The transatlantic fund-raiser, to be held March 20 at the home built by the first Earl Spencer, an ancestor of Diana, the late Princess of Wales, comes at the end of a foreign trip that Mr. McCain, the presumptive Republican nominee for president, has repeatedly said is not political. Mr. McCain is to travel to London, Paris and the Middle East next week with Senator Lindsey Graham, the South Carolina Republican, and Senator Joseph I. Lieberman, the Connecticut independent.
“I do want to emphasize again that the three of us are going as members of the Armed Services Committee,’’ Mr. McCain told reporters on his campaign bus in Philadelphia on Friday. “And we will emphasize that at every stop.’’

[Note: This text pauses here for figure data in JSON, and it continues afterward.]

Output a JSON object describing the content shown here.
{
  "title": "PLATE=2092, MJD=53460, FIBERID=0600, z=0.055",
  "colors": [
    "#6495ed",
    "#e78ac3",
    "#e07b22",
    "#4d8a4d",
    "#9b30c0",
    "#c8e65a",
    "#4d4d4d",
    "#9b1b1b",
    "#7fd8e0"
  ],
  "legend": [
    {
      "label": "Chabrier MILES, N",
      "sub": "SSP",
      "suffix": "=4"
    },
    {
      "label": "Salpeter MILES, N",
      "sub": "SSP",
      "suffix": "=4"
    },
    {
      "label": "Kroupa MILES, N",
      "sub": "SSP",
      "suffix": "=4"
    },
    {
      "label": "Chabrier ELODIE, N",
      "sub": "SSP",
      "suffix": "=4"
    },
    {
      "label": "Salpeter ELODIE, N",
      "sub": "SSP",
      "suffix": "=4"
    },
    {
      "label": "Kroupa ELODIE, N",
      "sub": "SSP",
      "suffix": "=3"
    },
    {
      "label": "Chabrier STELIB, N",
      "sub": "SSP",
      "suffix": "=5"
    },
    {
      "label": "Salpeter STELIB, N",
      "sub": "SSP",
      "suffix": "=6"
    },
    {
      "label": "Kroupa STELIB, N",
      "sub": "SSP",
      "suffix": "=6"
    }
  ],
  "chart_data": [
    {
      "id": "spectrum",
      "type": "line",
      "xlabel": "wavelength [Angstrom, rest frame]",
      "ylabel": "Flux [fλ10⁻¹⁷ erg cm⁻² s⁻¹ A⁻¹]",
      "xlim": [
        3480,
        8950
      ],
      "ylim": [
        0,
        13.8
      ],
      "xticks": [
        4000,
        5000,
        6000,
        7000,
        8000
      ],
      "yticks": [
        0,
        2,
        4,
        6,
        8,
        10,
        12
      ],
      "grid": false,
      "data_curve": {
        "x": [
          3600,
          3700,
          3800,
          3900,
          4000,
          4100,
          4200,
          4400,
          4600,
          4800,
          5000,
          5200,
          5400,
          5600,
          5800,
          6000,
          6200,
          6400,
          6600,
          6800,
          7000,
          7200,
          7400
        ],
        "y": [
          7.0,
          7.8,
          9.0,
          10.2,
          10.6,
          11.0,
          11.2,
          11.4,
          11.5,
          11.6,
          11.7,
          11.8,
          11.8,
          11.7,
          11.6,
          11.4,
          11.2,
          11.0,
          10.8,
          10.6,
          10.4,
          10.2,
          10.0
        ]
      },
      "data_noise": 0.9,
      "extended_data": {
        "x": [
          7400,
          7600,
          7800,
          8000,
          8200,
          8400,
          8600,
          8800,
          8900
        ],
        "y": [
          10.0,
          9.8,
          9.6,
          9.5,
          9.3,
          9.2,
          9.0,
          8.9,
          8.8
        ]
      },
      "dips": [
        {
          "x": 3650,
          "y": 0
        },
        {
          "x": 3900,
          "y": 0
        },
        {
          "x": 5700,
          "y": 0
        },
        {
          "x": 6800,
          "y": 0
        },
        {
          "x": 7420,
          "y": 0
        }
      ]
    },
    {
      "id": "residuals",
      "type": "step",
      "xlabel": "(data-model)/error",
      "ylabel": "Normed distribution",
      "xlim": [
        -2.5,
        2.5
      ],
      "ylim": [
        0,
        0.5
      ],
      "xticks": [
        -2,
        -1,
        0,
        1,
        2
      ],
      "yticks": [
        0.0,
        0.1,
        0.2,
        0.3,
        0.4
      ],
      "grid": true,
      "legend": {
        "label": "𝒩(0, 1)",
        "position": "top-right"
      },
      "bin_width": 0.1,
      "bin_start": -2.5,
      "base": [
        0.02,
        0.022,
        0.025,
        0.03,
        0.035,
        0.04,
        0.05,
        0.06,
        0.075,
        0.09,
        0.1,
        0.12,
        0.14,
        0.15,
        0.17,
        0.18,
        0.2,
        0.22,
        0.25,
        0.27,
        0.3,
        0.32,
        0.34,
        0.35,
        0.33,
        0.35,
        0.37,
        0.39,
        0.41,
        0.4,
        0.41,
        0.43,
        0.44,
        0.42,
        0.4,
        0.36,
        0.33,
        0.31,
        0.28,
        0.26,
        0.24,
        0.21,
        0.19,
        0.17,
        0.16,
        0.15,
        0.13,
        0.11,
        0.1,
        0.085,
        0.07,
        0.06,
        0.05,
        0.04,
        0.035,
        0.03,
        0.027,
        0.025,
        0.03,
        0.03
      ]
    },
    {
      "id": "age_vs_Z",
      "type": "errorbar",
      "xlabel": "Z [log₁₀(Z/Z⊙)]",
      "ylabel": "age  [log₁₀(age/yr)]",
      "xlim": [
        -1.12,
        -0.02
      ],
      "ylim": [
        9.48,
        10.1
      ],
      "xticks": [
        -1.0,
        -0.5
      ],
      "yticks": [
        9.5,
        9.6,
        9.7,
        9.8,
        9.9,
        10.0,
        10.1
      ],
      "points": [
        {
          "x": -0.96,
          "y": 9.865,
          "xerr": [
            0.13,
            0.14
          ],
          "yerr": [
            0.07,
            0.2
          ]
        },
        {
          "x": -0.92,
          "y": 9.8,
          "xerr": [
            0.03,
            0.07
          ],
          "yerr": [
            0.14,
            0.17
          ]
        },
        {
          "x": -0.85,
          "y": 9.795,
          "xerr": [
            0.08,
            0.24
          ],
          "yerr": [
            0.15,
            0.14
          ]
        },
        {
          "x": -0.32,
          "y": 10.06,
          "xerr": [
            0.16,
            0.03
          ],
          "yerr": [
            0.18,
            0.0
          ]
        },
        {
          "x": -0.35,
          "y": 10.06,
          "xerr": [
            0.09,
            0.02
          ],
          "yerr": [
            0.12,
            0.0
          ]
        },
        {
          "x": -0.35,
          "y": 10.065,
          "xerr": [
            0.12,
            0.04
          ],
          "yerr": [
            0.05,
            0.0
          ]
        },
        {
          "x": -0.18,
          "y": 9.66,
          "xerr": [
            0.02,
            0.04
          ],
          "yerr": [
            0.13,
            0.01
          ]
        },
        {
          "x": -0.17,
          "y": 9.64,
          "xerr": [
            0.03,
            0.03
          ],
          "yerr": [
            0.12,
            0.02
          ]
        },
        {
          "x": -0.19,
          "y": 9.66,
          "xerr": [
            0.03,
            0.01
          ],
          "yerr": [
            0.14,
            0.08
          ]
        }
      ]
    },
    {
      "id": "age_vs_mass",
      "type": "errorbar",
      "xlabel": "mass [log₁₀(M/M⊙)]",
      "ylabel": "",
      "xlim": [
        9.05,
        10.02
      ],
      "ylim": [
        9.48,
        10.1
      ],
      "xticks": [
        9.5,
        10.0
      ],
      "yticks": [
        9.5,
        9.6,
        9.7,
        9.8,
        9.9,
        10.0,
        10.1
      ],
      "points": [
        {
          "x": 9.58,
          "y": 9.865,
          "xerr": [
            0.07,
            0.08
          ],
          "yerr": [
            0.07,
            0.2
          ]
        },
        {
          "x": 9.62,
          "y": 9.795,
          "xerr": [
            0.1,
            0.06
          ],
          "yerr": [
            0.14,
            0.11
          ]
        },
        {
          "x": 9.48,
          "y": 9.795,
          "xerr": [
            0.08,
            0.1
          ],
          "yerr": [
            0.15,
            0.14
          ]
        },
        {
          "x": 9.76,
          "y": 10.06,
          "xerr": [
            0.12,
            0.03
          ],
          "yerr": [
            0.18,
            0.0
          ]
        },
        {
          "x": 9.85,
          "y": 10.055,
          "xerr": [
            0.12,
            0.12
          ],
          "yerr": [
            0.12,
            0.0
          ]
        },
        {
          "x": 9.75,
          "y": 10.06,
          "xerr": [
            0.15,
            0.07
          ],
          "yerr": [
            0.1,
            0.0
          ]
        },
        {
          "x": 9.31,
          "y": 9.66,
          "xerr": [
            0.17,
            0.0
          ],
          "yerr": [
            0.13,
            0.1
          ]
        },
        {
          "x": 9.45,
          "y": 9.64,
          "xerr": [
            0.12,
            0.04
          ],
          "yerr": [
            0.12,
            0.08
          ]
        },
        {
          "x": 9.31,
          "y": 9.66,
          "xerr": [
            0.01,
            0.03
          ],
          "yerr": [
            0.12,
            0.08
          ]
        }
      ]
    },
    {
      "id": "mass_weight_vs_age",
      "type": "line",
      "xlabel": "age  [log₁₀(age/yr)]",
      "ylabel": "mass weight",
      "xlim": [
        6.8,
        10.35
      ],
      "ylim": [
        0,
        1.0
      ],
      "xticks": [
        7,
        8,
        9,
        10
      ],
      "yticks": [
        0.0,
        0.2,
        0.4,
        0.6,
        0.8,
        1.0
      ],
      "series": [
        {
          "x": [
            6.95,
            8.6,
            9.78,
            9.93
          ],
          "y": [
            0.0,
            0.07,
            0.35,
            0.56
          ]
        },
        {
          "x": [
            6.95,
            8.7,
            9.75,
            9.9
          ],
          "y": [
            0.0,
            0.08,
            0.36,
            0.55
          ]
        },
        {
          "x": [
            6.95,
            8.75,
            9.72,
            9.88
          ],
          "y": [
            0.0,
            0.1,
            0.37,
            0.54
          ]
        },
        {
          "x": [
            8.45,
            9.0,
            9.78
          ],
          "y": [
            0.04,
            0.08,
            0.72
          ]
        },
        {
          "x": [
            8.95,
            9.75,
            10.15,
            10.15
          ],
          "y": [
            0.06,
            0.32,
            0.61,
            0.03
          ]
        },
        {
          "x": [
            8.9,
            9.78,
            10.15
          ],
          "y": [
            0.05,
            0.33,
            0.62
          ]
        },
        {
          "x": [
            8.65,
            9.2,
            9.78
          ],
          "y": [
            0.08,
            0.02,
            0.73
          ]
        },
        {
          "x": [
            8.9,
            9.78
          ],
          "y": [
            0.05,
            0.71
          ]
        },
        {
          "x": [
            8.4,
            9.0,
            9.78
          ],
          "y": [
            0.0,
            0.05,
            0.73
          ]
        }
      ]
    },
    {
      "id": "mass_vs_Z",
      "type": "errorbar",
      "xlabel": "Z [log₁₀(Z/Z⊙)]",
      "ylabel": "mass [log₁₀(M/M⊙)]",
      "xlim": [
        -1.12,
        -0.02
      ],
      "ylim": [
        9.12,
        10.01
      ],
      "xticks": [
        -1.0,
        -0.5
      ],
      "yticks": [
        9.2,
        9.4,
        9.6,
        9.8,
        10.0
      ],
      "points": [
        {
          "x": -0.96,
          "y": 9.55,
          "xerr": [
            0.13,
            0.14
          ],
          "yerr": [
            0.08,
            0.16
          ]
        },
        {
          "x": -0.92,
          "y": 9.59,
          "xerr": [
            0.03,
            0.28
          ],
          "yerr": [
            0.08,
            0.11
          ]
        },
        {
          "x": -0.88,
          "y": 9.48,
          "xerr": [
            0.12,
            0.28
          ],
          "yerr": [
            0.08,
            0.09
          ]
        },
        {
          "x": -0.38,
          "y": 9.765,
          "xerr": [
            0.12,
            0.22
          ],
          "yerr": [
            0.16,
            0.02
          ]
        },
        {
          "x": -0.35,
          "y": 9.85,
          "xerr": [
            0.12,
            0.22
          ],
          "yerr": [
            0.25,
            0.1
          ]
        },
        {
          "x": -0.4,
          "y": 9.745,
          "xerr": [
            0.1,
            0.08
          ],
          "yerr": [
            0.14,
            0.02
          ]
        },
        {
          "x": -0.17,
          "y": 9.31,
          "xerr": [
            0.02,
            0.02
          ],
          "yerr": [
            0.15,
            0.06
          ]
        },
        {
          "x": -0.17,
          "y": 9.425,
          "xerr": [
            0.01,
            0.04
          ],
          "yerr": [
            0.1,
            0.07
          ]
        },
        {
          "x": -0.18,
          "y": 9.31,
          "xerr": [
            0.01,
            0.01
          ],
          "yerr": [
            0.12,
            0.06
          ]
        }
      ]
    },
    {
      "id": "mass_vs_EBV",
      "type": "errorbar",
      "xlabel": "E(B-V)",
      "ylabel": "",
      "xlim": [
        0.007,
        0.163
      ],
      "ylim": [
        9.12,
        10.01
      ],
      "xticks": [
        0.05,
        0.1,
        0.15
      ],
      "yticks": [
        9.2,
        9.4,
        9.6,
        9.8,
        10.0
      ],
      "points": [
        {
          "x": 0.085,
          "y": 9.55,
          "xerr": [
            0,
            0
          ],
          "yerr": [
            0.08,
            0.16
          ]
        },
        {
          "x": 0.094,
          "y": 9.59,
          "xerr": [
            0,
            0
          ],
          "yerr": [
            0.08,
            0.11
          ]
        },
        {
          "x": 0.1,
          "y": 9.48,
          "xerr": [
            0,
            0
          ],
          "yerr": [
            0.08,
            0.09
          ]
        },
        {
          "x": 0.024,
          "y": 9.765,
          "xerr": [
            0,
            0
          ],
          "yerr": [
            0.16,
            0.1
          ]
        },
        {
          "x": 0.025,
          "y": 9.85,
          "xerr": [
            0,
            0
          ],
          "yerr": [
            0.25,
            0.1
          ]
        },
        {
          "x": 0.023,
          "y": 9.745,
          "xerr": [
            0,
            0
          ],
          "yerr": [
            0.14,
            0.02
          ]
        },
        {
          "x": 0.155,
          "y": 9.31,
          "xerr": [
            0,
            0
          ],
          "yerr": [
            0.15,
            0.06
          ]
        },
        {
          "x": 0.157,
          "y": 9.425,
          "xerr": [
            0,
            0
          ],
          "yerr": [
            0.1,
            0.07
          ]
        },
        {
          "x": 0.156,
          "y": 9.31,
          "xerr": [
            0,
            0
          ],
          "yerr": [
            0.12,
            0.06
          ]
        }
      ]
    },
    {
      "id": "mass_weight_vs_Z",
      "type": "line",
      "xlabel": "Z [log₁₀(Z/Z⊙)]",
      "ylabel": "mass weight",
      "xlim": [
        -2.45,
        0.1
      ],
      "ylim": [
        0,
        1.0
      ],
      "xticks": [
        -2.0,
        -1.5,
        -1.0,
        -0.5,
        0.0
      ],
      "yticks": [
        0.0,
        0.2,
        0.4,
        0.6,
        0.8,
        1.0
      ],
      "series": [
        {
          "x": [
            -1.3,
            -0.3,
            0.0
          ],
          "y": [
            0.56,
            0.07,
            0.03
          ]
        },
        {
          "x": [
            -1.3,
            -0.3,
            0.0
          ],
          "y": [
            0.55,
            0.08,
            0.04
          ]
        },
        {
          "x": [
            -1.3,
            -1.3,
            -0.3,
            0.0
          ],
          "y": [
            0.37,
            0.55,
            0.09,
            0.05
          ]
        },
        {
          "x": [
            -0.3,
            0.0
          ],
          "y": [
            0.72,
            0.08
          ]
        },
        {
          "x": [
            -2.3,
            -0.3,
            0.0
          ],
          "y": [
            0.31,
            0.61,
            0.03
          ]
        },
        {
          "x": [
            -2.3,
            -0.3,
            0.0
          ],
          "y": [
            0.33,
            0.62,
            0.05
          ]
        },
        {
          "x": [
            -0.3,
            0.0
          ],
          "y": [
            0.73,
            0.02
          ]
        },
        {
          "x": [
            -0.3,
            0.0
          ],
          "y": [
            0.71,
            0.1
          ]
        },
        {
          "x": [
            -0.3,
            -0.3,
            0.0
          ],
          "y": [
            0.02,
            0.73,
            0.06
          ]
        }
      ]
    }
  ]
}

But the trip, which is to include meetings with Prime Minister Ehud Olmert of Israel, Prime Minister Gordon Brown of Great Britain and President Nicolas Sarkozy of France, will serve as a promotion of the senator’s foreign policy credentials at a time when his two Democratic competitors, Senators Hillary Rodham Clinton and Barack Obama, are still battling for their party’s nomination.
Jill Hazelbaker, Mr. McCain’s campaign spokeswoman, said in an e-mail message on Friday that Congress would be reimbursed for the political portions of Mr. McCain’s trip, including Mr. McCain’s flight home, when he will travel separately from the rest of the Congressional delegation.
“We are also paying for the fund-raiser and his hotel that evening in London,’’ Ms. Hazelbaker said in the e-mail.
Spencer House, at 27 St. James’s Place, was built from 1756 to 1766 and is a short distance from Buckingham Palace.